One reason not to rush into a lawsuit may be the fact that, while Congress hasn’t done much to define sex and gender rights beyond the 1964 Civil Rights Act, the federal courts have. In fact, the Georgia Legislature helped write one of the more important precedents.

In 2007, a male proofreader and editor of bills was fired when his bosses at the General Assembly learned he was transitioning to female. In the discrimination lawsuit that followed, the 11th Circuit Court of Appeals found for Vandy Beth Glenn.

“An individual cannot be punished because of his or her perceived gender-nonconformity,” one judge wrote.

That’s not an opinion that will wash with everyone.

Some conservative Christians, already angered by the governor’s veto of a “religious liberty” bill last month, came close to accusing Deal of timidity on Wednesday.

“While it is true that policy about transgender accommodations can certainly be handled by local schools, the governor should also encourage local school systems to defy the directive,” wrote seven religious conservative leaders, including the Georgia chapter of Ralph Reed’s Faith and Freedom Coalition. The governor has felt free to use his influence over other education matters, including “so-called ‘failing schools,’” the group pointed out. He should do so here, too, they argued.

The group also called for action from the General Assembly when it convenes in January. Some ideas are already being kicked around.

State Sen. Josh McKoon, R-Columbus, has suggested that lawmakers could make it easier for parents to sue the state if their child is molested or assaulted in a bathroom or locker room by someone claiming transgender status. McKoon maintains that heterosexual predators falsely posing as transgender would be the real threat. “There ought to be a complete waiver of any sovereign immunity defense the state would assert,” he said.

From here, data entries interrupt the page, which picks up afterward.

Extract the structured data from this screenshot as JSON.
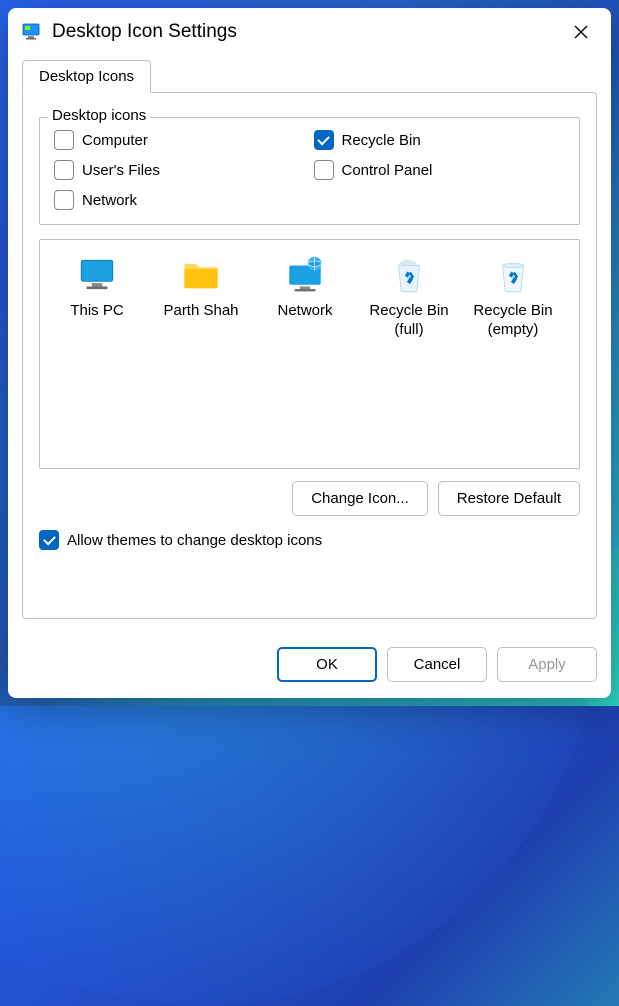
{
  "titlebar": {
    "title": "Desktop Icon Settings"
  },
  "tabs": {
    "active": "Desktop Icons"
  },
  "fieldset": {
    "legend": "Desktop icons",
    "items": [
      {
        "label": "Computer",
        "checked": false
      },
      {
        "label": "Recycle Bin",
        "checked": true
      },
      {
        "label": "User's Files",
        "checked": false
      },
      {
        "label": "Control Panel",
        "checked": false
      },
      {
        "label": "Network",
        "checked": false
      }
    ]
  },
  "icons": [
    {
      "label": "This PC",
      "icon": "monitor-icon"
    },
    {
      "label": "Parth Shah",
      "icon": "folder-icon"
    },
    {
      "label": "Network",
      "icon": "network-icon"
    },
    {
      "label": "Recycle Bin (full)",
      "icon": "recycle-full-icon"
    },
    {
      "label": "Recycle Bin (empty)",
      "icon": "recycle-empty-icon"
    }
  ],
  "buttons": {
    "change_icon": "Change Icon...",
    "restore_default": "Restore Default",
    "ok": "OK",
    "cancel": "Cancel",
    "apply": "Apply"
  },
  "allow_themes": {
    "label": "Allow themes to change desktop icons",
    "checked": true
  },
  "colors": {
    "accent": "#0067c0"
  }
}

But again, caution might be in order.

I asked the Columbus lawmaker if his proposal might appear awkward. We would be creating an express lane for those wanting to sue in cases of assault by a transgender person, even if – as McKoon and others admit – those assaults are still hypothetical. None has yet been recorded.

And yet, we would be doing nothing special for the more traditional – and well-documented — victims of sexual abuse in schools. The kind created by the Dennis Hasterts of our world. The disparity would be glaring.

McKoon agreed that the point was worth thinking about, and his idea might need refining.